The income that can be obtained differs between cases where you graduate from high school and you get jobs right away, and cases where you get a job after graduating from college. In terms of lifetime income, generally there is data that university graduates are more advantageous (higher) than high school graduates, but in practice the tuition (investment) paid when they passed the university for four years, Erik Rood, an analyst at Google, calculates and reveals how much profit it will generate over the next 20 years, and that ROI (return on investment) is calculated by Google.

College ROI
http://erikrood.com/Posts/college_roi_.html


Mr. Rood divides life's choices into "A" and "B" and simulates each scenario.

A choice of life A says, "I go to work without going to college and pay money that was supposed to go out as a tuition fee to investment." Of course, it is extremely unlikely that large loans will be given to young people, such as "I would like to invest the tuition fee that did not go to university in the stock market", so Mr. Rood warns that it is a "hypothesis" to the last .

It is the representative stock index of the United StatesS & P 500Was 435 at the beginning of 1993, but it increased to 2260 in 2017. Twenty-four years' worth is the sum of twenty years plus four years that did not go to university, total return is 520%. ROI per year is 7.1%.

Life option B is "go to college, pay tuition fees, graduate and aim for higher income".PayScale College ROI ReportBy using the data of 4 years' tuition and wages obtained in 20 years, the expected ROI was calculated taking into account the graduation rate, which was about 4.5% (median 4.1%) on average.

In other words, in the assumption of graduation in 2017, it can be said that the profit was greater in option A (high school graduate + investment) of life than choosing life choice B (university graduate).

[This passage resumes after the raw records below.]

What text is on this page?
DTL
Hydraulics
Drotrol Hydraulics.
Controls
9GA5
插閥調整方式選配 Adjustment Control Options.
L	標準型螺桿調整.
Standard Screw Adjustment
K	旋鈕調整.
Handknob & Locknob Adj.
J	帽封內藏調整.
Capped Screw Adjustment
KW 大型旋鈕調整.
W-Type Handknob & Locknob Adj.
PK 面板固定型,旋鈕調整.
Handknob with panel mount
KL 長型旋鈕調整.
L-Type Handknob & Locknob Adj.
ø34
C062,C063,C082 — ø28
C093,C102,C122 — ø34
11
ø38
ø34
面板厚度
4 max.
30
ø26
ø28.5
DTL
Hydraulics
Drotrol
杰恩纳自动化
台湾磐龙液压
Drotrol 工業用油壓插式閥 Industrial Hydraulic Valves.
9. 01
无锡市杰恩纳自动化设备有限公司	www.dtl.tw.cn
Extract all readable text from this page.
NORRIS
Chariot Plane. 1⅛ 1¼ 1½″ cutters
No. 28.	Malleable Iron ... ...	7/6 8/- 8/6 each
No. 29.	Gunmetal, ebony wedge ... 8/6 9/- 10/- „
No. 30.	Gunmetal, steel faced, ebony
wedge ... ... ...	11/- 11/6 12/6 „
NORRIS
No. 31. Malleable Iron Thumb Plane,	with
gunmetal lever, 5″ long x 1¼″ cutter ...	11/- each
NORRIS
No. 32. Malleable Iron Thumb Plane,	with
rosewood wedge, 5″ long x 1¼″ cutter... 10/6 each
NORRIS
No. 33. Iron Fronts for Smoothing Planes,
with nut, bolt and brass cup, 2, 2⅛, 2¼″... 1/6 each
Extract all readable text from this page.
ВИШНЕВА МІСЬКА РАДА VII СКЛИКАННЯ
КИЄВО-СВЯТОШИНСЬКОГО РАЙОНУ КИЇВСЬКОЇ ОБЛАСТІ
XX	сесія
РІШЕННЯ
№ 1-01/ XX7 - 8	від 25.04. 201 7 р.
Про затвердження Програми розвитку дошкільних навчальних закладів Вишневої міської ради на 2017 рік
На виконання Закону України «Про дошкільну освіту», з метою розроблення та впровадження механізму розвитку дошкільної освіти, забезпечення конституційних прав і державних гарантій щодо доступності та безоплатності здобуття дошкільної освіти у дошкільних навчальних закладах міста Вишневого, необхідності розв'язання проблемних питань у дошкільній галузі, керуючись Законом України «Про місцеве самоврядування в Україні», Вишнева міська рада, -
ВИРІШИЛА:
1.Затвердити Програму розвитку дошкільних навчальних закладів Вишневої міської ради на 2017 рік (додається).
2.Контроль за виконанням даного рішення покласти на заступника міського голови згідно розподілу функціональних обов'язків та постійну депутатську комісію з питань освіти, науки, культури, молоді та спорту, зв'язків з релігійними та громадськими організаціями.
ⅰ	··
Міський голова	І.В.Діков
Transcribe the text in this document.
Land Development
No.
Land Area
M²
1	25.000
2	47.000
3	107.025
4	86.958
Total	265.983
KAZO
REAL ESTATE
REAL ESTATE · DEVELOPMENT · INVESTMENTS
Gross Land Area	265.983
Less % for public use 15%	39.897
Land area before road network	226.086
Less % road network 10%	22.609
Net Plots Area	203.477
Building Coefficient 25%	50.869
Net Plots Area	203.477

Among the universities listed in Payscale, ROI exceeds 7.1% is about 10%. The bar graph created by Mr. Erik Rood is an array of ROIs for each university, with the place below 5% being the largest mountain. The red line is drawn is 7.1%, which is the ROI when investing money with high school graduates, so if you do not go to the right from here, it means that "ROI was lower for university graduates" .


The data on university graduates included scholarships, and on the condition of "Without scholarships", the number of universities that got higher ROI than high school graduates + investment was less than 2.5%.

By the way, Mr. Erik Rood himself who made the data himself scenario is based on the assumption and commented "I recommend going to the university like my own."